Encuentros con libros (fragmento)Stefan Zweig
Encuentros con libros (fragmento)

"Considerarlo, como hacen tantos críticos, tal vez demasiado entusiastas, el mejor prosista de la literatura moderna me parece aventurado, pues la valoración de su obra, inspirada por un espíritu que sopla en todas las direcciones, no es una cuestión de grado, sino de matiz. Con todo, debo reconocer que es el más viril, el más objetivo, el más conceptual y, si equiparamos alemán con protestante, responsable y consciente de su deber, también el más alemán de los prosistas contemporáneos. No juega con imágenes, sino que las crea; no describe, sino que escribe; no canta, sino que habla; no eleva el objeto, sino que le otorga la medida exacta. Su precisión, su objetividad recuerdan la «sagrada sobriedad» de Hölderlin, el poeta del éxtasis, que soñaba con encontrar su polo opuesto. Su energía y su rigor, su apasionado compromiso son valores que no tienen que ver con la costumbre, no proceden del exterior, sino del interior, se adquieren gracias a la rectitud moral y al ejercicio de la voluntad. La sinceridad de esta prosa, esto lo percibe cualquiera, hasta el menos versado en cuestiones artísticas, emana de un carácter: en un texto de Thomas Mann no hay nada que se pase por alto, nada que no sea exacto, nada aproximado, nada sobre lo que se guarde silencio, nada que se oculte cobardemente, todo es determinación, rectitud e integridad, todo es diáfano, no queda lugar para la interpretación, para la conjetura. Su prosa rechaza el raisonnement, la palabrería insustancial, los rodeos, siempre va directa a la cuestión y la desarrolla hasta el final, con todas sus consecuencias. Por eso, sus frases tienen ese carácter rotundo e indiscutible, se revisten de la misma solemnidad que los versos de un poema, que, apenas escritos, se fijan con una precisión cristalina, con la voluntad de perdurar para siempre. Al mismo tiempo, su material duro, templado al fuego, no deja de ser flexible; comparten, en este sentido, el secreto del mítico acero forjado en Toledo.
La solidez, y no la rigidez, caracterizan su estilo. Los conceptos que maneja son sensibles al cambio, reflejan el movimiento, pero, al mismo tiempo, responden a una ley superior que les da forma. El escritor ha fortalecido sus músculos, ha ejercitado su cuerpo en la palestra, su estilo, hermoso, viril, recuerda al ideal griego; el trabajo más arduo se afronta como si fuera un juego, la desnudez se vuelve natural, se santifica. Su estilo es ágil, avanza con decisión, se lanza al combate y lucha denodadamente, jamás se fatiga, es imparable; su vista es aguda, su mano, firme, siempre da en el blanco. Arte fuerte, fuerza artística (¡divina unidad!); el joven se hace hombre, su belleza es soberbia. El ritmo de la frase es acompasado, aunque, como es obvio, no llega a ser tan musical como el de su principal competidor en prosa, Hofmannsthal, un estilista que conoce bien la magia de lo femenino y saca partido de ella jugando con el volumen, dibujando líneas suaves, voluptuosas, mostrando la carnalidad ardiente, aromática, dulce, pujante, fructífera de la palabra, con períodos fluidos, sublimes, melodiosos. En Thomas Mann, el arte es disciplina y la disciplina, arte.

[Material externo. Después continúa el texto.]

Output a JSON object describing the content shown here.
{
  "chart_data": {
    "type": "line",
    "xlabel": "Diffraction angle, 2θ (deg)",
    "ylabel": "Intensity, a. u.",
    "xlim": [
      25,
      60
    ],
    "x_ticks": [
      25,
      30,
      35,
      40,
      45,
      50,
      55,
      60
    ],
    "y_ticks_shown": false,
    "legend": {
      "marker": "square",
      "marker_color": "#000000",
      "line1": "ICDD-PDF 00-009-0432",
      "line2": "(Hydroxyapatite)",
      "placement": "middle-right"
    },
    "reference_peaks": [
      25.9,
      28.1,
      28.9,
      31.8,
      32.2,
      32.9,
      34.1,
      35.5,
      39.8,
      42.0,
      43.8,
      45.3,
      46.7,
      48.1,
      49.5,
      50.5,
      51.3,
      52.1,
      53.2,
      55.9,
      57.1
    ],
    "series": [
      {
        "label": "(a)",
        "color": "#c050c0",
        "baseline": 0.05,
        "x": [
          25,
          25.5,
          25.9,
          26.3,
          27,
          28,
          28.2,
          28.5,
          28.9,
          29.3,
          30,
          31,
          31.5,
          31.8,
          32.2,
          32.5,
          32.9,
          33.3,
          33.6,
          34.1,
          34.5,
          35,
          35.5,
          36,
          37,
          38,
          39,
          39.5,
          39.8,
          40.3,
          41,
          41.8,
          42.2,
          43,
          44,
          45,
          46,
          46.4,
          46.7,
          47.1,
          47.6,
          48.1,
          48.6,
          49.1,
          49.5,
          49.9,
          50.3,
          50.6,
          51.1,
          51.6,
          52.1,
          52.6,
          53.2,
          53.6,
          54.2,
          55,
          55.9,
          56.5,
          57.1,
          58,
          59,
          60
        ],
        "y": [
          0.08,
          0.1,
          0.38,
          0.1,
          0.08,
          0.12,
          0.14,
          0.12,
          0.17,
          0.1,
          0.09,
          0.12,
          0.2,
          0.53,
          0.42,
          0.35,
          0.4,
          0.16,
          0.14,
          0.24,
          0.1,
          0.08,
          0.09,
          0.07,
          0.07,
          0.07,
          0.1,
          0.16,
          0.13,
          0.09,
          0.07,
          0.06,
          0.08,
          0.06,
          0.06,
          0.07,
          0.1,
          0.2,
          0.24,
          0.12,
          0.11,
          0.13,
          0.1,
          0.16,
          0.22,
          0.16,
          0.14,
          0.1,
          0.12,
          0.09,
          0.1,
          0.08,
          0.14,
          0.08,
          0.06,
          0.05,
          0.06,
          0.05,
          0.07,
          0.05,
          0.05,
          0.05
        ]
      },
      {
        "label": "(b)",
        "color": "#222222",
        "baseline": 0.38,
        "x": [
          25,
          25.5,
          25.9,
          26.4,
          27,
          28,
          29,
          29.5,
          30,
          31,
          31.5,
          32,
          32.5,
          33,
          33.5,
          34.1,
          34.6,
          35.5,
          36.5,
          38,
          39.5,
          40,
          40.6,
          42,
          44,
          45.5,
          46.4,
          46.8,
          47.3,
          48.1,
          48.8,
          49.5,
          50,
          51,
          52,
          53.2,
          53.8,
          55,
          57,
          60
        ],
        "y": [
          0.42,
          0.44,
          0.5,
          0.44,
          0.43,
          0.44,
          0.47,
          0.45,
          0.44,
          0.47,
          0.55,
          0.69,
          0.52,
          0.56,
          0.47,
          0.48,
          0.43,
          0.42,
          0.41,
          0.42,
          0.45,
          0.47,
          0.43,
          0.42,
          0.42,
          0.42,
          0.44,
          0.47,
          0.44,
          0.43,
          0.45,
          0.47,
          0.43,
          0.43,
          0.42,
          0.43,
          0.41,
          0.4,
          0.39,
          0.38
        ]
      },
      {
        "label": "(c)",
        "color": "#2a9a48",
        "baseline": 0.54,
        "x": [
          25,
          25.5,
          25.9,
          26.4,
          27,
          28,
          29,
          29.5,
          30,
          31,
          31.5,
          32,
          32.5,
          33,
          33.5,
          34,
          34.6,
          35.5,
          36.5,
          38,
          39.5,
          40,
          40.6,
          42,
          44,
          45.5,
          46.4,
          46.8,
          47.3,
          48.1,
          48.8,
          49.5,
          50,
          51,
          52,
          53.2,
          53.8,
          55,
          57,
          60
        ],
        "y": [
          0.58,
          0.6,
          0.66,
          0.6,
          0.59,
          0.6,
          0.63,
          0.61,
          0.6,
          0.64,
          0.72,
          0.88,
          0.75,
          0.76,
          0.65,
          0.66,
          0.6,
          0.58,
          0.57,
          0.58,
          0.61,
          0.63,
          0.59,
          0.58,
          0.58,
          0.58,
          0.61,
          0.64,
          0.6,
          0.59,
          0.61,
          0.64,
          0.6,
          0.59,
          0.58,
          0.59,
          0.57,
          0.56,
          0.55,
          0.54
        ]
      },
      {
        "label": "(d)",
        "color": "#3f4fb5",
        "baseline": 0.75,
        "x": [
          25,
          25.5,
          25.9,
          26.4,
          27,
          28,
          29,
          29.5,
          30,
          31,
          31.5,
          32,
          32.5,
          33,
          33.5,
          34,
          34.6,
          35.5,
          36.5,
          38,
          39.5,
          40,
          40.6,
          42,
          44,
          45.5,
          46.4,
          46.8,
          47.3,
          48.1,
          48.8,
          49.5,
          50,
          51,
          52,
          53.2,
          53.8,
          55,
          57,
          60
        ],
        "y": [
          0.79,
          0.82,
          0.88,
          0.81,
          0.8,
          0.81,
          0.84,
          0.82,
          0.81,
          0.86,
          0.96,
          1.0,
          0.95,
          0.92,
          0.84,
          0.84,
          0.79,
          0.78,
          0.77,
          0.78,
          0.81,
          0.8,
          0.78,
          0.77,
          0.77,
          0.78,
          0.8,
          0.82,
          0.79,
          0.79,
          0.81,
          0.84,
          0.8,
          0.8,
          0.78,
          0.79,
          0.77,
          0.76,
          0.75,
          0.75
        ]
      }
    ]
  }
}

En esta prosa magistral destaca la manera de formular las ideas. En cierto momento, Thomas Mann dice que el verdadero logro del arte es «expresar una idea victoriosamente». Victoriosamente, un término que ilustra a la perfección la lucha de la palabra por conquistar las cosas, los años de preparación, el esfuerzo, la estrategia, la posición, la perspectiva, el discernimiento necesarios para apuntar al corazón de la realidad y lanzar una flecha certera que garantice el triunfo del concepto. Victoriosamente, sí, ésa es la palabra correcta, la única que describe de manera adecuada el nervio, el vigor de la prosa de Thomas Mann. No coquetea con el intimismo, no apela a una armonía preestablecida, sólo cree en el impulso honesto, planificado, decidido, desesperado incluso, desplegando una energía inagotable, en un combate duro, sin tregua, que exige una tensión permanente con el fin de acercarse al objeto. El objeto, la cosa, es el enemigo al que hay que vencer, porque no accede a objetivarse, no se somete al dictado del autor, no se sujeta al yugo de la palabra. Hay que desarmarlo, dominarlo y someterlo. Thomas Mann nunca ha sido un pacifista, ni en lo referente a la política ni en lo que atañe al estilo.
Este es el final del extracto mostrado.